Mirth Connect Message Replay and Dead Letter Queues: Handling Failed Messages in Production

March 20, 2026

13 min read

InteroperabilityDevOpsHealthcare

Every Mirth Connect deployment in production encounters failed messages. Whether a downstream EHR goes offline for maintenance, a lab instrument sends a malformed HL7 message, or a JavaScript transformer throws an exception on an unexpected segment, message failures are not a question of if but when. The difference between a well-run integration engine and a liability comes down to one thing: how your team handles those failures.

In healthcare, the stakes are uniquely high. A lost ADT message means an inaccurate patient census. A dropped ORM means a medication order never reaches pharmacy. A missing ORU means a clinician never sees a critical lab result. According to HIPAA Journal, organizations must retain compliance documentation for a minimum of six years, and message audit trails fall squarely within that requirement.

This guide covers a production-grade approach to dead letter queues (DLQs), automated retry with exponential backoff, manual replay workflows, alerting, root cause categorization, compliance safeguards, and message archival strategies for Mirth Connect.
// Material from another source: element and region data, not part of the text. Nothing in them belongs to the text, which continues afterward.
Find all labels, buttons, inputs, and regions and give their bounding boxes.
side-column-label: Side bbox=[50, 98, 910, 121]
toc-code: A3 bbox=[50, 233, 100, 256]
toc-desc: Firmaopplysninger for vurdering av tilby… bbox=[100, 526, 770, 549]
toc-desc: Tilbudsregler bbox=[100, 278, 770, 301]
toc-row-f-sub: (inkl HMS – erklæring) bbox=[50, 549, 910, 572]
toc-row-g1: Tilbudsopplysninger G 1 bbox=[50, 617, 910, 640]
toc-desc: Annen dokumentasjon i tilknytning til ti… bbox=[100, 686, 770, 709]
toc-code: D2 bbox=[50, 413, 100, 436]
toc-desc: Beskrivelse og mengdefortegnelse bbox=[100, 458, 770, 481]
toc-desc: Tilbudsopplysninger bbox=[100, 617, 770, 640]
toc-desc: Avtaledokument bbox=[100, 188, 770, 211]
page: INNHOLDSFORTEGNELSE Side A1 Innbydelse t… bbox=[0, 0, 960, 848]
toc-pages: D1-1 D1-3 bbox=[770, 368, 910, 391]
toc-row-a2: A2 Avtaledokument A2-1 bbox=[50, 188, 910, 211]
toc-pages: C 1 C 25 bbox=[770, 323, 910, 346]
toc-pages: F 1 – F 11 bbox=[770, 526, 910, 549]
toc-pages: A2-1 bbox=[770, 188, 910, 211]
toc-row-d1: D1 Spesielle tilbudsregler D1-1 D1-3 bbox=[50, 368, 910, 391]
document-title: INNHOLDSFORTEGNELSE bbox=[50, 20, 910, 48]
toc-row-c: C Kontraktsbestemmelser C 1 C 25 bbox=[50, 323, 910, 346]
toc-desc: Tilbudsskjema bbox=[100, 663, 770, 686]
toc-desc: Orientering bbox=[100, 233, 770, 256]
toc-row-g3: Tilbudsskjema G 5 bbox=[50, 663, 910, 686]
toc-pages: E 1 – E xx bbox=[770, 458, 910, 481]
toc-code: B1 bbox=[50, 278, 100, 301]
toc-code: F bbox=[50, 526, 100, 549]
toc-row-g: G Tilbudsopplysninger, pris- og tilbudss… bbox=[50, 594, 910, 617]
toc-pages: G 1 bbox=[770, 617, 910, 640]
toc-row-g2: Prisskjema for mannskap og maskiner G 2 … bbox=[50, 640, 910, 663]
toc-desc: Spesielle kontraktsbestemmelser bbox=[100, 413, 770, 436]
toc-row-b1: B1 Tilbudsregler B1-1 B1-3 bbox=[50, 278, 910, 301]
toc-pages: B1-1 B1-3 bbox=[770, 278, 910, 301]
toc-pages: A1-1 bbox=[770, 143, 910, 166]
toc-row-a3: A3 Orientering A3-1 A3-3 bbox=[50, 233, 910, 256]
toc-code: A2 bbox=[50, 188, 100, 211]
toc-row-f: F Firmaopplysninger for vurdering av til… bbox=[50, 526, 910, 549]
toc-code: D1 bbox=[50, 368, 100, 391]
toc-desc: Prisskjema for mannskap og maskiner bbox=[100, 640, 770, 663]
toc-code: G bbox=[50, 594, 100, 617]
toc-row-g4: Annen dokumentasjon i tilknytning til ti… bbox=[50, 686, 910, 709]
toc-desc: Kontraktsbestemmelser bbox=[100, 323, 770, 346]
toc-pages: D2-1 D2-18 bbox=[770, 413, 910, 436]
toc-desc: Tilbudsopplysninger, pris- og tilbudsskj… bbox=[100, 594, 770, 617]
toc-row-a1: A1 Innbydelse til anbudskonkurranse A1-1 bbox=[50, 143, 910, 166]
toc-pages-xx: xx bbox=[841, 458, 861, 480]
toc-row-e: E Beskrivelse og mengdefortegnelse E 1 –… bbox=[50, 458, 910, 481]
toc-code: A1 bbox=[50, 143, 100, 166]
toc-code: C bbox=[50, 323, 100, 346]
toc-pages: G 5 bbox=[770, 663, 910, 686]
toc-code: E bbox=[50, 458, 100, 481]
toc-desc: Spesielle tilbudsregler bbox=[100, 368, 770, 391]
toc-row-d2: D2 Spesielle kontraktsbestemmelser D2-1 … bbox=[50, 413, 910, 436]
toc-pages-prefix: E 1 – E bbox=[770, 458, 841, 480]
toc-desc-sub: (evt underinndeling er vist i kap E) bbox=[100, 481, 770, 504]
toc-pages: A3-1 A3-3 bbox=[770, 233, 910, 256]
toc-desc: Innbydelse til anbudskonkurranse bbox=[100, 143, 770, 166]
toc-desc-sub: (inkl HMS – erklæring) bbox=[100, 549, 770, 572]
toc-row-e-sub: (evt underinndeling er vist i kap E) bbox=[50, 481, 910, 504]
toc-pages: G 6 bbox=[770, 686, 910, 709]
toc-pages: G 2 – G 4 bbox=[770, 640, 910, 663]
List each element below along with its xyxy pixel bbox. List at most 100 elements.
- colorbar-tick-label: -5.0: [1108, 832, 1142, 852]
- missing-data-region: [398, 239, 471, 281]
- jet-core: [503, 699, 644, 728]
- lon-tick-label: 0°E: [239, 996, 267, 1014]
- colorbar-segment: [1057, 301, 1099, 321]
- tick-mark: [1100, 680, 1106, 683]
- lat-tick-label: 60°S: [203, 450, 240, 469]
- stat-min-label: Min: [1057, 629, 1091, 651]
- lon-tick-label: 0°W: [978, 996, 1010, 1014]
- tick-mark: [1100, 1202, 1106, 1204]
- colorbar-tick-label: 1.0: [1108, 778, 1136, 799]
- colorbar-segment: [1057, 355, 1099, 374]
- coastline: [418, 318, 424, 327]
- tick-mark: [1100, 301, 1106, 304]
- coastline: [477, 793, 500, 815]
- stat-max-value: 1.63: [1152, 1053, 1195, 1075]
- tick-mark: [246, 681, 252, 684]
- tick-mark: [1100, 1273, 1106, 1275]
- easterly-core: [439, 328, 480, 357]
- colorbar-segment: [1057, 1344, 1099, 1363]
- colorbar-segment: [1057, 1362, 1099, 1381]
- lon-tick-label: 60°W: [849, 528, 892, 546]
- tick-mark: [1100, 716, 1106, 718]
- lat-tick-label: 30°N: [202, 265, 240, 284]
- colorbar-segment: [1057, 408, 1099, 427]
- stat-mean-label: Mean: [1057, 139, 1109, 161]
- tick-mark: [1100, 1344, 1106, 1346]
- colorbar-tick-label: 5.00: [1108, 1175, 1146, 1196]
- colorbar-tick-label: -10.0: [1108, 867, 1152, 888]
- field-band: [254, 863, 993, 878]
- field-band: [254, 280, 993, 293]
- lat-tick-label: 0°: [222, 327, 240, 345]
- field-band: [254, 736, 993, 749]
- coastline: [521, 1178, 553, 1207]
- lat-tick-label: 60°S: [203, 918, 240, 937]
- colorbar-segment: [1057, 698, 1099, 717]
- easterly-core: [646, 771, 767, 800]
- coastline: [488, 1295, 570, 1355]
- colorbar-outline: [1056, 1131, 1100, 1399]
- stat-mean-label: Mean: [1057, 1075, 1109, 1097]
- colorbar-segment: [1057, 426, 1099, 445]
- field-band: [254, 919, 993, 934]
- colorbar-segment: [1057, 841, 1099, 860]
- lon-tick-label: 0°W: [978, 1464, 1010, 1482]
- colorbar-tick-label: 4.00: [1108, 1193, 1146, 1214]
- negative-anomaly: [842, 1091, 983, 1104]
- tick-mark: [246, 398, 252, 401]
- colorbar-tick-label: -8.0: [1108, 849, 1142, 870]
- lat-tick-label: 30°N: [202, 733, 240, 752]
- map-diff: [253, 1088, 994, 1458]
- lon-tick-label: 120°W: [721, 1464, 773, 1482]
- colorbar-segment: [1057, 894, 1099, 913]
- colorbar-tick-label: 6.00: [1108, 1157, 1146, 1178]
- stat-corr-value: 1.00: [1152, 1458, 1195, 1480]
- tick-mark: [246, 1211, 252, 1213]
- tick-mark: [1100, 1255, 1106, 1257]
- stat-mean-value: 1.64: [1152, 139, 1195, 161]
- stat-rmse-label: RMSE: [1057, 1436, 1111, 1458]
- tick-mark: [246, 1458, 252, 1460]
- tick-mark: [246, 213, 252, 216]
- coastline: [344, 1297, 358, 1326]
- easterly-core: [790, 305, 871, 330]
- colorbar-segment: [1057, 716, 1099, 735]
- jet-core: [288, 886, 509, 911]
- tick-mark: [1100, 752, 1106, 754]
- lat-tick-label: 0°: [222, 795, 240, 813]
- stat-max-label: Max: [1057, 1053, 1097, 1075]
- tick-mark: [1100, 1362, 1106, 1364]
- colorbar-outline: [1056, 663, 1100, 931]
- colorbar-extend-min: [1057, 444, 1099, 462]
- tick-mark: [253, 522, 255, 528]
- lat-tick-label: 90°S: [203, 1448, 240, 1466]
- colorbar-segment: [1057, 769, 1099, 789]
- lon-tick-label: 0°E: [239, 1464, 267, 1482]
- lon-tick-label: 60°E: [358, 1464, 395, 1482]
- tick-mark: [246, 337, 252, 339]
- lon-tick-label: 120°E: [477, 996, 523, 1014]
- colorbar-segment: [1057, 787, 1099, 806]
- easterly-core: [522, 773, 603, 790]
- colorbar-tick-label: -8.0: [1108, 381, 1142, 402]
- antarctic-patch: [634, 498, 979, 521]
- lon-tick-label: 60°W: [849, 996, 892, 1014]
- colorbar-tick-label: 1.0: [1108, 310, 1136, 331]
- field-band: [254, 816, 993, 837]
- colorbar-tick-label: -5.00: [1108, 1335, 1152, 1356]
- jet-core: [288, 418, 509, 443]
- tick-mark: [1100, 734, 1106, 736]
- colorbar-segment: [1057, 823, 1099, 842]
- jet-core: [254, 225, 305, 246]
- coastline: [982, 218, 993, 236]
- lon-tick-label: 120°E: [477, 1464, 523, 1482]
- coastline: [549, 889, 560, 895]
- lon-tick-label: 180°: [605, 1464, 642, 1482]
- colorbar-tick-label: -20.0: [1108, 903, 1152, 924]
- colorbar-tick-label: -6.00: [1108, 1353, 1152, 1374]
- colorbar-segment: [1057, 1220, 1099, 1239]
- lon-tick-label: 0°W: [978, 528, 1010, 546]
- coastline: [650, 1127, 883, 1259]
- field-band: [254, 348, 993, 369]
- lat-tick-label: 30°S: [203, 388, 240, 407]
Every pattern described here has been proven in high-volume healthcare integration environments processing millions of HL7 messages daily.

Mirth Connect message lifecycle with dead letter queue flow diagram showing normal processing path and error handling with retry and DLQ

Why Messages Fail in Production

Before designing a DLQ strategy, you need to understand the failure landscape. In our experience across dozens of production Mirth deployments, message failures fall into six categories with remarkably consistent distribution:

Downstream System Unavailable (60% of failures) — The single largest cause. EHR systems go down for patches, PACS servers restart during storage maintenance, and pharmacy systems experience database locks during nightly backups. These are transient failures that resolve on their own, and a well-designed retry strategy handles the vast majority automatically.

HL7 Parsing Errors (15%) — Malformed messages from source systems cause parsing failures in Mirth's transformer. Common culprits include missing MSH segment terminators, non-standard delimiters (a lab instrument sending | where MSH-1 declares ^), embedded carriage returns within OBX-5 observation values, and encoding mismatches where a system sends Windows-1252 characters in a stream declared as UTF-8.

Validation Failures (10%) — Messages that parse correctly but fail business validation rules: a PID segment missing a required Medical Record Number, an ORC without an ordering provider, or a PV1 with an invalid patient class code. These indicate data quality issues at the source and typically require human intervention.

Transformation Errors (8%) — JavaScript exceptions in Mirth channel transformers. A common pattern is code that accesses msg['PID']['PID.3']['PID.3.1'].toString() without null-checking, throwing a TypeError when a message lacks PID-3. Code template changes deployed without testing against the full range of production message variants are another frequent cause.

Authentication Failures (5%) — Expired credentials, rotated API keys, revoked certificates, or OAuth token timeouts on REST API destinations. Common in environments using HTTPS with certificate-based auth.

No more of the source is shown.